The propeller flap is not without complications. A recent meta-analysis of pedicled flaps demonstrated a partial skin necrosis rate of 10%, total flap necrosis of 3%, but overall coverage success similar to failure rates of free tissue transfer.[10] Although partial necrosis was found to be higher in the propeller flap group, the overall success of coverage was found to be not statistically different. In light of the existing literature and the author's experience, careful consideration must be given when choosing between propeller and free tissue transfer. Small defects, supple and nontraumatized skin, a perforator localized to an area adjacent but not within the zone of injury (as evidence by induration, edema, erythema), youthful age, large perforator caliber, all favor the success of the propeller flap.

In the absence of the posterior tibial vessel, it is the author's experience that the medial skin of the lower extremity is supplied via perforators taking origin from the peroneal vessel, and coursing in the typical septal path, between the deep and posterior compartments.
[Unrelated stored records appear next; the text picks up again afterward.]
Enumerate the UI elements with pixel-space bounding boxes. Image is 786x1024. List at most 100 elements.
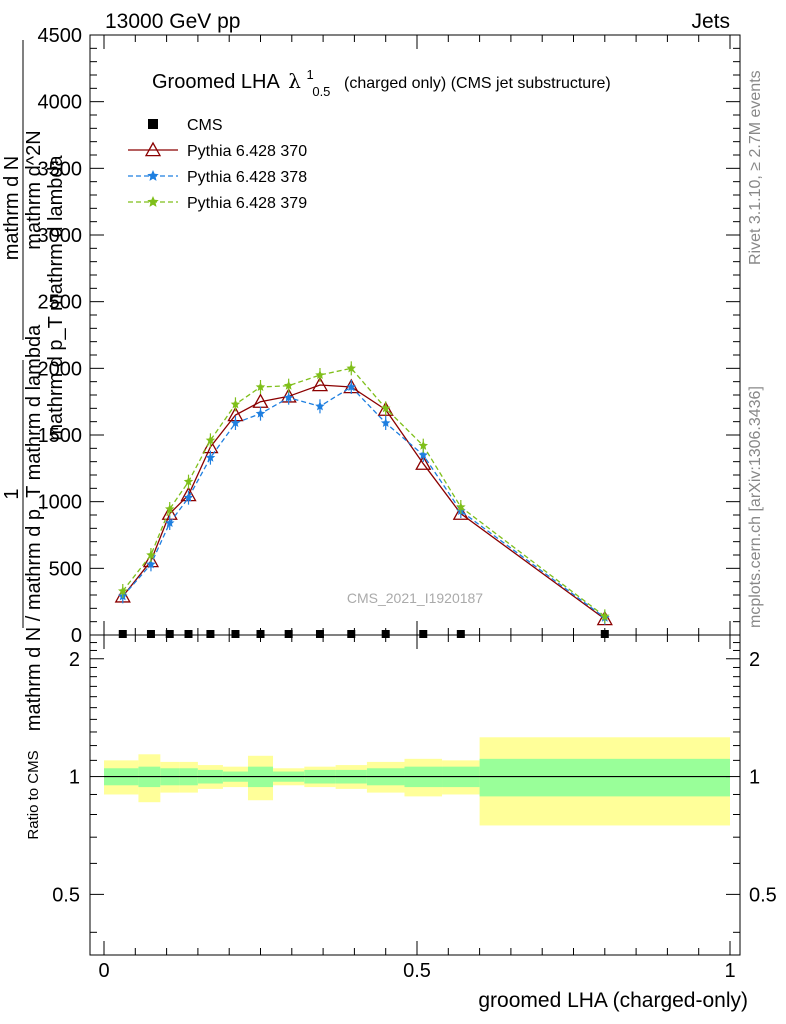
x-axis-label: groomed LHA (charged-only) [478,989,748,1012]
marker-square [256,630,265,638]
y-label-num-a: mathrm d N [1,156,23,260]
series-0 [118,630,609,638]
marker-star [146,559,156,569]
title-lambda: λ [288,69,301,93]
legend-label: Pythia 6.428 378 [187,169,307,186]
marker-triangle [415,455,432,470]
header-left: 13000 GeV pp [105,10,240,33]
header-right: Jets [691,10,730,33]
marker-square [600,630,609,638]
y-tick-label: 4500 [38,25,83,47]
ratio-tick-label-left: 0.5 [52,884,80,906]
marker-star [146,550,156,559]
marker-square [381,630,390,638]
y-tick-label: 4000 [38,92,83,114]
marker-star [315,401,325,411]
marker-star [230,399,241,409]
y-tick-label: 1000 [38,492,83,514]
ratio-tick-label-right: 1 [749,767,760,789]
marker-star [315,370,325,379]
y-tick-label: 3500 [38,158,83,180]
series-1 [114,376,613,626]
marker-square [347,630,356,638]
series-2 [118,380,610,625]
marker-star [255,382,266,391]
legend-label: CMS [187,117,223,134]
main-title: Groomed LHA λ 1 0.5 (charged only) (CMS … [152,62,611,101]
y-label-den-b: mathrm d p_T mathrm d lambda [45,154,67,440]
ratio-frame [89,634,741,956]
legend: CMS Pythia 6.428 370 Pythia 6.428 378 Pythi… [128,117,307,212]
y-tick-label: 3000 [38,225,83,247]
marker-star [255,408,266,418]
x-tick-label: 0.5 [403,960,431,982]
main-axes: 0 500 1000 1500 2000 2500 3000 3500 4000 4500 [38,25,740,647]
ratio-tick-label-right: 2 [749,649,760,671]
marker-star [346,363,356,373]
marker-triangle [311,376,329,392]
y-tick-label: 1500 [38,425,83,447]
marker-star [380,418,391,427]
marker-star [147,196,159,207]
x-tick-label: 1 [724,960,735,982]
marker-star [205,452,216,462]
marker-square [146,630,155,638]
marker-star [283,380,294,390]
rivet-label: Rivet 3.1.10, ≥ 2.7M events [747,70,764,265]
marker-square [231,630,240,638]
main-series [114,361,613,638]
marker-star [346,382,356,391]
marker-star [380,403,391,413]
series-line [122,386,606,619]
marker-triangle [144,141,162,157]
marker-star [600,611,610,621]
y-label-den-a: mathrm d N / mathrm d p_T mathrm d lambd… [23,324,45,731]
legend-entry: Pythia 6.428 378 [128,169,307,186]
title-suffix: (charged only) (CMS jet substructure) [344,75,611,92]
x-tick-label: 0 [98,960,109,982]
ratio-inner-band [479,758,730,797]
marker-square [118,630,127,638]
ratio-axes: 0.5 0.5 1 1 2 2 0 0.5 1 [52,635,777,982]
title-sub: 0.5 [312,84,330,99]
legend-label: Pythia 6.428 370 [187,143,307,160]
y-tick-label: 2000 [38,358,83,380]
watermark: CMS_2021_I1920187 [347,590,483,606]
marker-star [165,504,175,513]
title-sup: 1 [307,67,314,82]
series-line [122,367,606,617]
marker-square [284,630,293,638]
marker-star [418,450,428,459]
legend-entry: Pythia 6.428 379 [128,195,307,212]
ratio-tick-label-left: 2 [69,649,80,671]
legend-entry: Pythia 6.428 370 [128,141,307,160]
marker-star [165,518,175,527]
ratio-bands [104,737,730,826]
y-label-one: 1 [1,488,23,499]
marker-square [419,630,428,638]
marker-star [183,492,194,502]
ratio-y-label: Ratio to CMS [25,750,42,839]
marker-square [165,630,174,638]
y-tick-label: 2500 [38,292,83,314]
marker-star [418,440,428,450]
y-tick-label: 0 [71,625,82,647]
marker-star [205,435,216,445]
marker-square [184,630,193,638]
marker-square [206,630,215,638]
title-prefix: Groomed LHA [152,71,280,93]
marker-star [283,392,294,402]
legend-entry: CMS [148,117,223,134]
marker-star [183,476,194,486]
y-label-num-b: mathrm d^2N [23,130,45,249]
y-tick-label: 500 [49,558,82,580]
ratio-tick-label-left: 1 [69,767,80,789]
marker-square [148,119,158,129]
ratio-tick-label-right: 0.5 [749,884,777,906]
legend-label: Pythia 6.428 379 [187,195,307,212]
marker-star [456,502,466,511]
marker-star [147,170,159,181]
marker-star [230,418,241,427]
marker-star [118,586,128,595]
In this case, with the available preoperative angiography and CTA, we were able to confirm the precise location of this sizable perforator in area suitable for transfer and provide a readily available, and comparably easy, method for achieving soft tissue coverage for a difficult area of the leg in an otherwise challenging reconstructive dilemma.

This case serves as an illustration that in the congenital absence of the posterior tibial artery, propeller flaps may still play a role in providing medial soft tissue coverage and should be considered as a viable option with appropriate preoperative evaluation.